The litigation was initially assigned to U.S. District Judge Freda Wolfson, who announced her retirement earlier this year. Therefore, Judge Michael Shipp was appointed to preside over further management of the talcum powder lawsuits.
Talcum Powder Injury Lawyers Push Back Against Further Delays
In recent court filings, plaintiffs’ attorneys have noted that many individuals who have filed talcum powder lawsuits face life-threatening cancer diagnoses, and some have died while waiting for their day in court due to Johnson & Johnson’s rejected delaying tactics.

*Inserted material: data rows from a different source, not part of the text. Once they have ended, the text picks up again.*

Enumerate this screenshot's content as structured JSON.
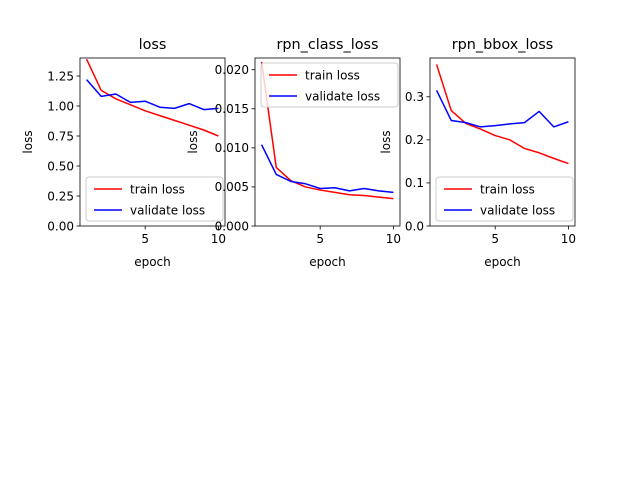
{
  "chart_data": [
    {
      "type": "line",
      "title": "loss",
      "xlabel": "epoch",
      "ylabel": "loss",
      "xlim": [
        0.55,
        10.45
      ],
      "ylim": [
        0.0,
        1.4
      ],
      "xticks": [
        5,
        10
      ],
      "yticks": [
        0.0,
        0.25,
        0.5,
        0.75,
        1.0,
        1.25
      ],
      "ytick_labels": [
        "0.00",
        "0.25",
        "0.50",
        "0.75",
        "1.00",
        "1.25"
      ],
      "legend_loc": "lower-left",
      "x": [
        1,
        2,
        3,
        4,
        5,
        6,
        7,
        8,
        9,
        10
      ],
      "series": [
        {
          "name": "train loss",
          "color": "#ff0000",
          "values": [
            1.39,
            1.13,
            1.06,
            1.01,
            0.96,
            0.92,
            0.88,
            0.84,
            0.8,
            0.75
          ]
        },
        {
          "name": "validate loss",
          "color": "#0000ff",
          "values": [
            1.22,
            1.08,
            1.1,
            1.03,
            1.04,
            0.99,
            0.98,
            1.02,
            0.97,
            0.98
          ]
        }
      ]
    },
    {
      "type": "line",
      "title": "rpn_class_loss",
      "xlabel": "epoch",
      "ylabel": "loss",
      "xlim": [
        0.55,
        10.45
      ],
      "ylim": [
        0.0,
        0.0215
      ],
      "xticks": [
        5,
        10
      ],
      "yticks": [
        0.0,
        0.005,
        0.01,
        0.015,
        0.02
      ],
      "ytick_labels": [
        "0.000",
        "0.005",
        "0.010",
        "0.015",
        "0.020"
      ],
      "legend_loc": "top-left",
      "x": [
        1,
        2,
        3,
        4,
        5,
        6,
        7,
        8,
        9,
        10
      ],
      "series": [
        {
          "name": "train loss",
          "color": "#ff0000",
          "values": [
            0.021,
            0.0075,
            0.0058,
            0.005,
            0.0046,
            0.0043,
            0.004,
            0.0039,
            0.0037,
            0.0035
          ]
        },
        {
          "name": "validate loss",
          "color": "#0000ff",
          "values": [
            0.0104,
            0.0066,
            0.0057,
            0.0054,
            0.0048,
            0.0049,
            0.0045,
            0.0048,
            0.0045,
            0.0043
          ]
        }
      ]
    },
    {
      "type": "line",
      "title": "rpn_bbox_loss",
      "xlabel": "epoch",
      "ylabel": "loss",
      "xlim": [
        0.55,
        10.45
      ],
      "ylim": [
        0.0,
        0.39
      ],
      "xticks": [
        5,
        10
      ],
      "yticks": [
        0.0,
        0.1,
        0.2,
        0.3
      ],
      "ytick_labels": [
        "0.0",
        "0.1",
        "0.2",
        "0.3"
      ],
      "legend_loc": "lower-left",
      "x": [
        1,
        2,
        3,
        4,
        5,
        6,
        7,
        8,
        9,
        10
      ],
      "series": [
        {
          "name": "train loss",
          "color": "#ff0000",
          "values": [
            0.375,
            0.268,
            0.238,
            0.225,
            0.21,
            0.2,
            0.18,
            0.17,
            0.157,
            0.145
          ]
        },
        {
          "name": "validate loss",
          "color": "#0000ff",
          "values": [
            0.315,
            0.245,
            0.24,
            0.23,
            0.233,
            0.237,
            0.24,
            0.266,
            0.23,
            0.242
          ]
        }
      ]
    }
  ]
}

They are now trying to prevent further delays by pushing back against what they say are plans for Johnson & Johnson to again challenge expert witness testimony, despite Judge Wolfson previously ruling on those challenges years ago. Their objections to Johnson & Johnson’s plans to reargue Daubert motions were outlined in a letter (PDF) to the court issued on August 23.
“After delaying this MDL litigation for nearly two years via multiple failed bankruptcy efforts, Defendants seek to further delay bellwether trials by redoing that which has already been done in this case,” talcum powder injury lawyers wrote. “Although it is acceptable for the court to at least a limited review of the expert’s conclusions ’in order to determine whether they could reliably flow from the facts known to the expert and the methodology used,’ neither the passage of time nor the publication of new literature undermines the sound methodologies employed or conclusions reached by Plaintiffs’ experts.”
Plaintiffs filed a proposed scheduling order along with the letter, which details how they will respond to requests to produce records for discovery over the next several months if the Court refuses Johnson & Johnson’s request to reargue expert witness challenges.
Plaintiffs Push For No Further Delays in Talcum Powder Lawsuits
Prior to the initial talcum powder lawsuit bankruptcy stay, the parties were planning for a series of early bellwether trials to be held, to help gauge how juries are likely to respond to certain evidence and testimony that is likely to be repeated throughout the litigation. To make up for lost time, plaintiffs are now pushing the court to quickly resume trial prep.
In August, plaintiffs sent another letter to Judge Shipp, calling for the Court to begin moving the cases toward trial expeditiously. In response, Judge Shipp issued a docket order scheduling a status conference for September 6.